Question
Assume the following facts: Caterpillar is a manufacturer of forklifts. Joe owns a retailer forklift dealership called Forklifts R Us. Caterpillar sells Joe150 forklifts on
Assume the following facts:
Caterpillar is a manufacturer of forklifts. Joe owns a retailer forklift dealership called Forklifts R Us. Caterpillar sells Joe150 forklifts on credit and retains a security interest in the forklifts and their proceeds (and perfects its interest). Joe then sells forklift #1 to Smith, a consumer purchaser. Instead of paying Joe cash for the forklift however, Smith gives Joe a promissory note (chattel paper) to make annual installment payments over 5 years to pay for the forklift. Joe needs more money, so he contacts Big Bank, who agrees to pay Joe for an assignment of his chattel paper. Big Bank pays Joe cash and takes possession of the chattel paper (i.e., Smiths promised payments).
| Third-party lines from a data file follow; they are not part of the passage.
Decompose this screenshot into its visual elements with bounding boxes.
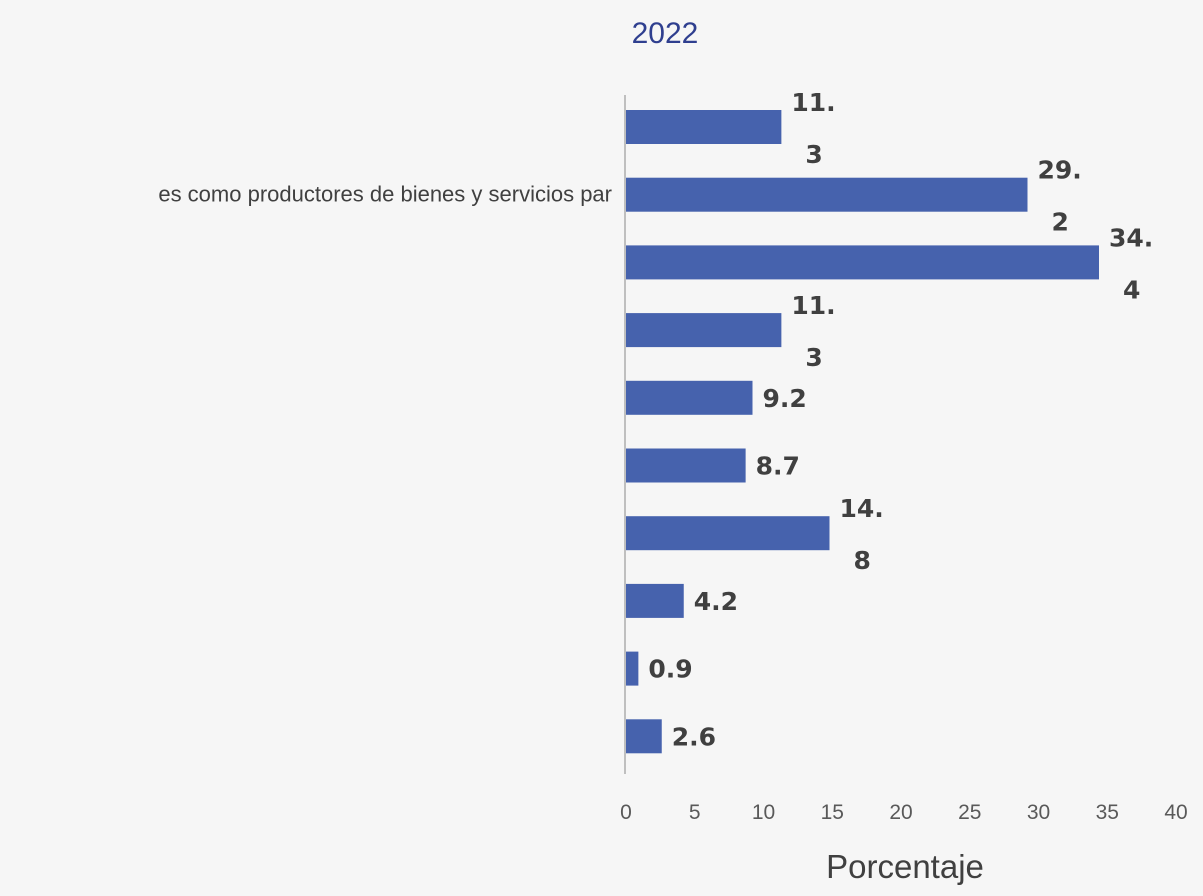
bars-group	[626, 110, 1099, 754]
x-tick-label: 20	[889, 801, 912, 824]
data-label: 34. 4	[1109, 223, 1153, 304]
data-label: 11. 3	[791, 291, 835, 372]
data-label: 29. 2	[1038, 156, 1082, 237]
category-label: es como productores de bienes y servicio…	[158, 182, 612, 207]
x-tick-label: 25	[958, 801, 981, 824]
bar	[626, 177, 1028, 212]
bar	[626, 516, 830, 551]
bar	[626, 583, 684, 618]
bar	[626, 651, 639, 686]
data-label: 9.2	[763, 384, 807, 413]
data-label: 0.9	[648, 655, 692, 684]
x-axis-title: Porcentaje	[826, 848, 984, 885]
chart-title: 2022	[632, 17, 699, 50]
x-tick-label: 10	[752, 801, 775, 824]
data-label: 8.7	[756, 452, 800, 481]
bar	[626, 245, 1099, 280]
x-tick-labels-group: 0 5 10 15 20 25 30 35 40	[620, 801, 1188, 824]
data-label: 4.2	[694, 587, 738, 616]
bar	[626, 380, 753, 415]
category-labels-group: es como productores de bienes y servicio…	[158, 182, 612, 207]
x-tick-label: 5	[689, 801, 701, 824]
bar	[626, 313, 782, 348]
data-label: 2.6	[672, 722, 716, 751]
x-tick-label: 40	[1164, 801, 1187, 824]
bar	[626, 719, 662, 754]
data-labels-group: 11. 3 29. 2 34. 4 11. 3 9.2 8.7 14. 8 4.2 0.9 2.6	[648, 88, 1153, 751]
x-tick-label: 15	[821, 801, 844, 824]
x-tick-label: 30	[1027, 801, 1050, 824]
bar	[626, 448, 746, 483]
x-tick-label: 0	[620, 801, 632, 824]
data-label: 14. 8	[840, 494, 884, 575]
data-label: 11. 3	[791, 88, 835, 169]
bar	[626, 110, 782, 144]
x-tick-label: 35	[1096, 801, 1119, 824]
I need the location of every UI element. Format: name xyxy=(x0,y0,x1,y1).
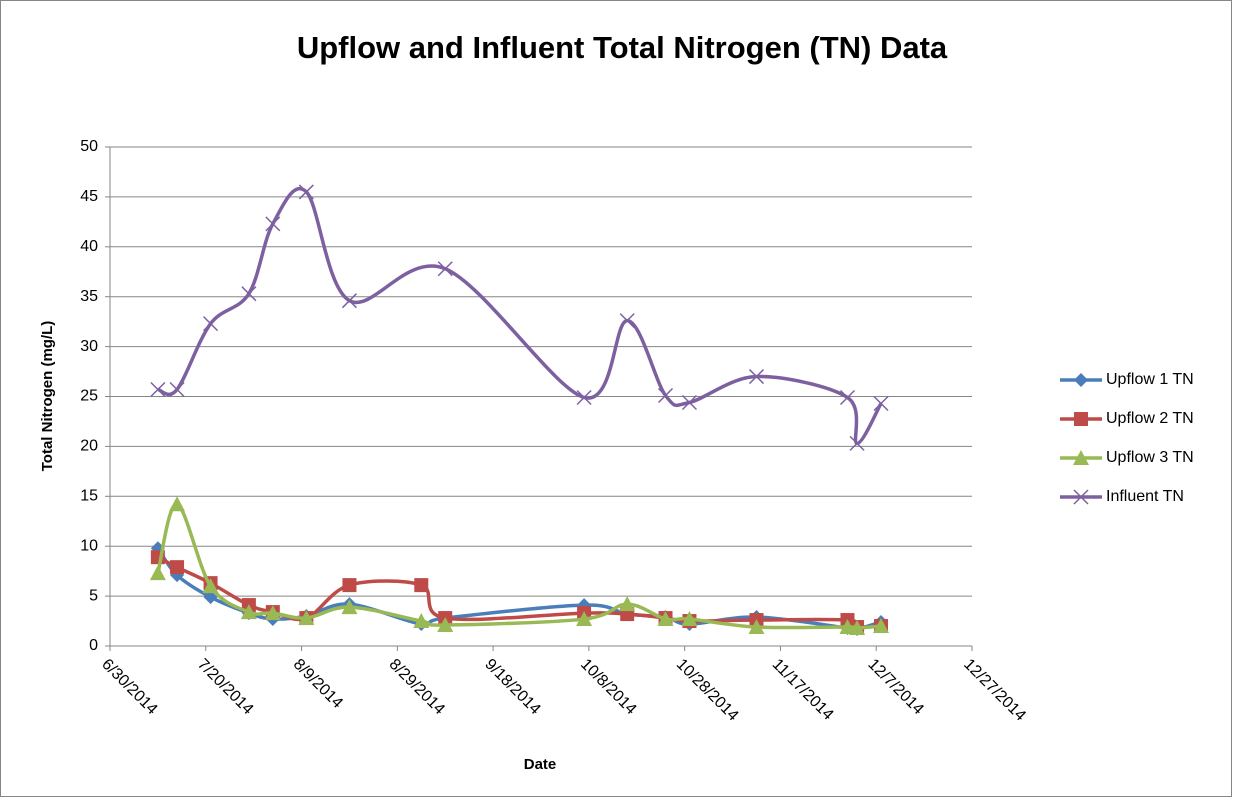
y-tick-label: 30 xyxy=(80,338,98,355)
legend-label: Upflow 2 TN xyxy=(1106,410,1194,427)
x-axis-title: Date xyxy=(524,756,557,773)
marker xyxy=(150,381,166,398)
marker xyxy=(149,565,166,581)
marker xyxy=(298,610,315,626)
legend-label: Influent TN xyxy=(1106,488,1184,505)
y-axis-title: Total Nitrogen (mg/L) xyxy=(39,321,56,472)
marker xyxy=(241,286,257,302)
marker xyxy=(202,578,219,594)
marker xyxy=(849,435,865,451)
marker xyxy=(437,617,454,633)
marker xyxy=(265,216,281,232)
marker xyxy=(657,611,674,627)
y-tick-label: 10 xyxy=(80,537,98,554)
y-tick-label: 25 xyxy=(80,388,98,405)
marker xyxy=(1074,412,1088,426)
marker xyxy=(341,293,357,309)
marker xyxy=(849,620,866,636)
marker xyxy=(298,184,314,200)
y-tick-label: 45 xyxy=(80,188,98,205)
marker xyxy=(657,387,674,404)
marker xyxy=(1073,489,1089,505)
marker xyxy=(681,394,697,411)
marker xyxy=(169,496,186,512)
marker xyxy=(413,613,430,629)
marker xyxy=(873,395,889,412)
chart-title: Upflow and Influent Total Nitrogen (TN) … xyxy=(297,30,948,65)
marker xyxy=(170,560,185,575)
marker xyxy=(203,590,218,605)
marker xyxy=(240,604,257,620)
y-tick-label: 0 xyxy=(89,637,98,654)
y-tick-label: 40 xyxy=(80,238,98,255)
marker xyxy=(681,611,698,627)
marker xyxy=(437,261,453,277)
y-tick-label: 35 xyxy=(80,288,98,305)
marker xyxy=(748,369,765,385)
marker xyxy=(342,578,357,593)
y-tick-label: 50 xyxy=(80,138,98,155)
marker xyxy=(619,596,636,612)
marker xyxy=(576,389,592,406)
marker xyxy=(1074,373,1088,387)
marker xyxy=(576,611,593,627)
marker xyxy=(203,316,219,332)
y-tick-label: 15 xyxy=(80,488,98,505)
marker xyxy=(1073,450,1089,465)
marker xyxy=(169,381,185,398)
marker xyxy=(839,389,856,406)
legend-label: Upflow 1 TN xyxy=(1106,371,1194,388)
marker xyxy=(873,618,890,634)
marker xyxy=(748,619,765,635)
marker xyxy=(414,578,429,593)
y-tick-label: 20 xyxy=(80,438,98,455)
marker xyxy=(839,619,856,635)
legend-label: Upflow 3 TN xyxy=(1106,449,1194,466)
marker xyxy=(264,605,281,621)
marker xyxy=(619,313,635,329)
marker xyxy=(341,599,358,615)
y-tick-label: 5 xyxy=(89,587,98,604)
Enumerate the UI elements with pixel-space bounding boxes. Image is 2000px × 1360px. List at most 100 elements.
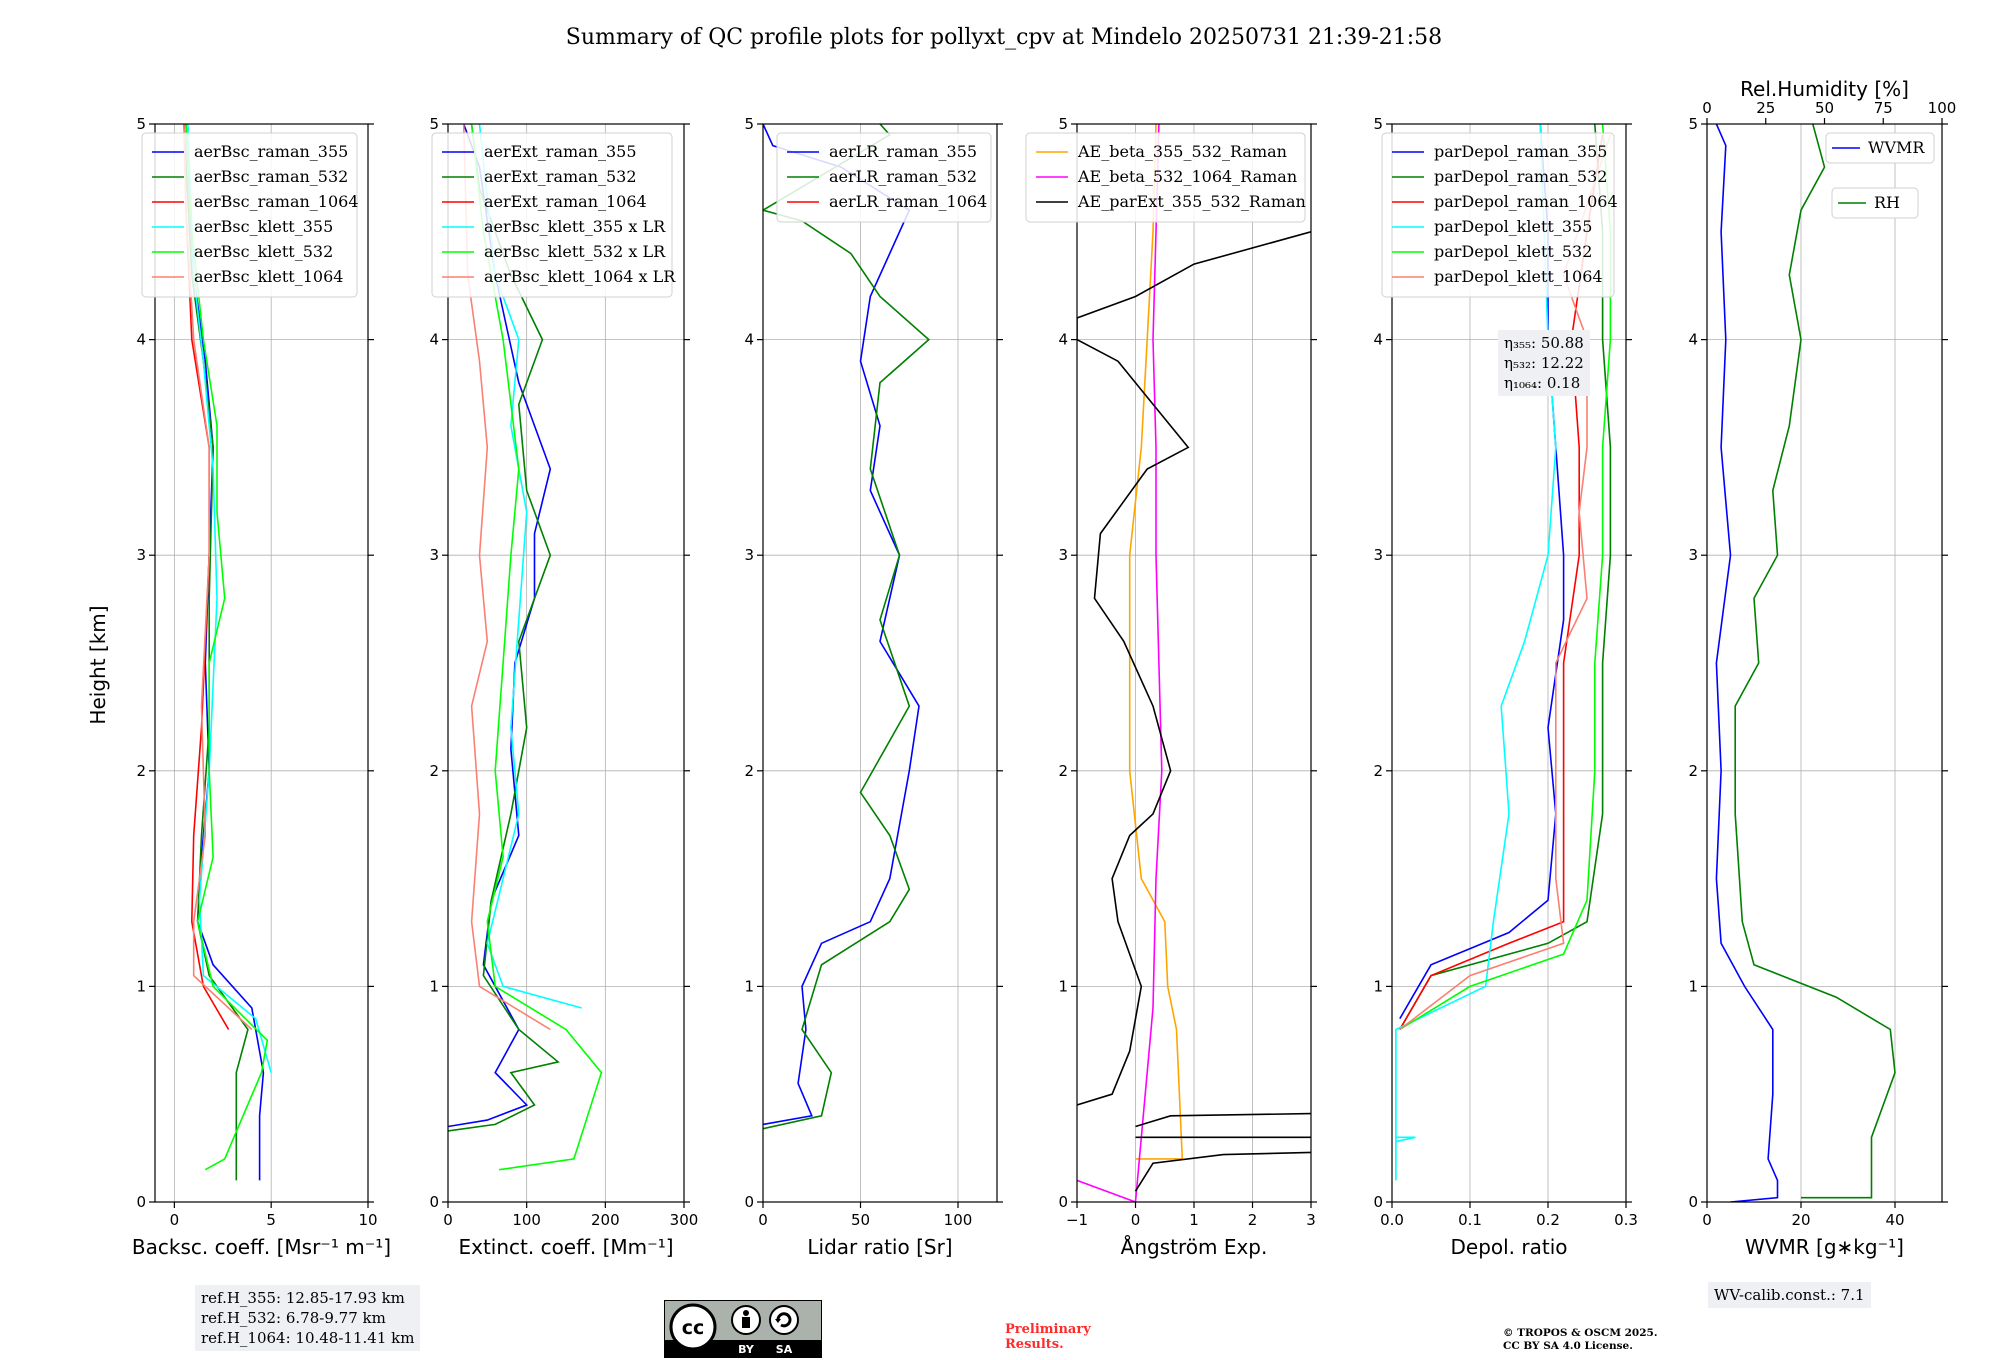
top-tick-label: 0: [1702, 99, 1712, 117]
y-tick-label: 5: [136, 115, 146, 133]
refh-line: ref.H_355: 12.85-17.93 km: [201, 1289, 405, 1307]
refh-line: ref.H_1064: 10.48-11.41 km: [201, 1329, 415, 1347]
x-tick-label: 20: [1791, 1211, 1810, 1229]
x-tick-label: 2: [1248, 1211, 1258, 1229]
x-axis-label: Extinct. coeff. [Mm⁻¹]: [458, 1235, 673, 1259]
y-tick-label: 4: [1373, 331, 1383, 349]
legend-box: [776, 132, 992, 223]
y-tick-label: 0: [1058, 1193, 1068, 1211]
series-line-aerBsc_klett_1064 x LR: [462, 124, 551, 1031]
legend-label: aerBsc_klett_355: [194, 217, 333, 236]
legend-label: aerExt_raman_1064: [484, 192, 647, 211]
series-line-parDepol_klett_532: [1399, 124, 1612, 1031]
figure-title: Summary of QC profile plots for pollyxt_…: [566, 25, 1442, 50]
top-tick-label: 25: [1756, 99, 1775, 117]
series-line-parDepol_klett_355: [1395, 124, 1557, 1181]
y-tick-label: 5: [1058, 115, 1068, 133]
y-tick-label: 4: [744, 331, 754, 349]
series-line-aerExt_raman_532: [448, 124, 560, 1132]
legend-box: [1381, 132, 1615, 298]
x-tick-label: 0: [758, 1211, 768, 1229]
x-tick-label: 0: [1131, 1211, 1141, 1229]
y-tick-label: 5: [429, 115, 439, 133]
series-line-parDepol_raman_532: [1399, 124, 1612, 1030]
copyright-line: CC BY SA 4.0 License.: [1503, 1340, 1633, 1352]
axes-frame: [447, 123, 685, 1203]
reference-height-box: ref.H_355: 12.85-17.93 km ref.H_532: 6.7…: [195, 1285, 421, 1351]
x-tick-label: 0.0: [1380, 1211, 1404, 1229]
y-tick-label: 4: [136, 331, 146, 349]
legend-label: AE_beta_355_532_Raman: [1077, 142, 1287, 161]
legend-label: aerLR_raman_532: [829, 167, 977, 186]
legend-label: aerBsc_raman_532: [194, 167, 348, 186]
legend-label: parDepol_raman_355: [1434, 142, 1607, 161]
y-tick-label: 2: [136, 762, 146, 780]
legend-label: parDepol_klett_1064: [1434, 267, 1603, 286]
preliminary-line: Results.: [1005, 1337, 1064, 1352]
y-tick-label: 3: [1373, 546, 1383, 564]
y-tick-label: 2: [744, 762, 754, 780]
axes-frame: [1391, 123, 1627, 1203]
legend-label: aerExt_raman_355: [484, 142, 637, 161]
y-tick-label: 0: [1688, 1193, 1698, 1211]
y-tick-label: 5: [1373, 115, 1383, 133]
y-tick-label: 5: [744, 115, 754, 133]
series-line-AE_parExt_355_532_Raman: [1077, 231, 1311, 1106]
legend-box: [1825, 132, 1935, 164]
y-tick-label: 1: [1373, 977, 1383, 995]
cc-circle-icon: [669, 1303, 717, 1351]
series-line-AE_beta_532_1064_Raman: [1077, 124, 1163, 1202]
x-tick-label: −1: [1066, 1211, 1088, 1229]
legend-label: aerBsc_klett_1064 x LR: [484, 267, 676, 286]
y-tick-label: 0: [744, 1193, 754, 1211]
legend-label: aerLR_raman_1064: [829, 192, 987, 211]
x-tick-label: 1: [1189, 1211, 1199, 1229]
y-tick-label: 4: [1688, 331, 1698, 349]
legend-label: AE_parExt_355_532_Raman: [1077, 192, 1306, 211]
x-axis-label: Lidar ratio [Sr]: [807, 1235, 952, 1259]
x-tick-label: 0: [1702, 1211, 1712, 1229]
y-tick-label: 1: [744, 977, 754, 995]
y-tick-label: 3: [1688, 546, 1698, 564]
series-line-AE_parExt_355_532_Raman: [1134, 1151, 1311, 1192]
series-line-RH: [1734, 124, 1896, 1199]
panel-wv: 0 20 40 0 1 2 3 4 5 WVMR [g∗kg⁻¹] 0 25 50 75 100 Rel.Hu…: [1688, 77, 1956, 1259]
y-tick-label: 2: [1688, 762, 1698, 780]
x-tick-label: 0.3: [1614, 1211, 1638, 1229]
series-line-WVMR: [1715, 124, 1779, 1202]
x-tick-label: 100: [944, 1211, 973, 1229]
preliminary-line: Preliminary: [1005, 1322, 1091, 1337]
legend-label: parDepol_klett_532: [1434, 242, 1592, 261]
legend-label: parDepol_raman_532: [1434, 167, 1607, 186]
y-tick-label: 2: [1373, 762, 1383, 780]
wv-calib-box: WV-calib.const.: 7.1: [1708, 1282, 1871, 1308]
x-tick-label: 300: [670, 1211, 699, 1229]
y-tick-label: 1: [1688, 977, 1698, 995]
x-tick-label: 0.2: [1536, 1211, 1560, 1229]
series-line-parDepol_klett_1064: [1399, 134, 1612, 1031]
x-axis-label: Backsc. coeff. [Msr⁻¹ m⁻¹]: [132, 1235, 391, 1259]
y-tick-label: 3: [429, 546, 439, 564]
x-tick-label: 5: [266, 1211, 276, 1229]
legend-label: RH: [1874, 193, 1900, 212]
legend-label: aerLR_raman_355: [829, 142, 977, 161]
x-tick-label: 3: [1306, 1211, 1316, 1229]
series-line-parDepol_raman_1064: [1399, 134, 1604, 1030]
cc-text: cc: [682, 1317, 705, 1339]
x-axis-label: Depol. ratio: [1450, 1235, 1567, 1259]
legend-label: aerBsc_klett_532 x LR: [484, 242, 666, 261]
legend-label: aerBsc_raman_1064: [194, 192, 359, 211]
x-tick-label: 0.1: [1458, 1211, 1482, 1229]
legend-label: parDepol_klett_355: [1434, 217, 1592, 236]
x-axis-label: Ångström Exp.: [1121, 1235, 1268, 1259]
y-axis-label: Height [km]: [86, 605, 110, 724]
top-tick-label: 100: [1928, 99, 1957, 117]
panel-dep: 0.0 0.1 0.2 0.3 0 1 2 3 4 5 Depol. ratio parDepol_r…: [1373, 115, 1637, 1259]
y-tick-label: 2: [1058, 762, 1068, 780]
x-tick-label: 40: [1885, 1211, 1904, 1229]
x-tick-label: 100: [512, 1211, 541, 1229]
series-line-AE_beta_355_532_Raman: [1128, 124, 1184, 1160]
y-tick-label: 5: [1688, 115, 1698, 133]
Forklifts R Us defaults on all its loans and goes broke. Joe leaves in the middle of the night for Mexico, never to be seen again. Caterpillar and Big Bank both claim they are entitled to Smiths payments. What is Caterpillars claim to the payments explain what interest they would have in the payments (chattel paper)? Who is entitled to Smiths payments (chattel paper) and why? Explain. Who is entitled to forklift #1, why?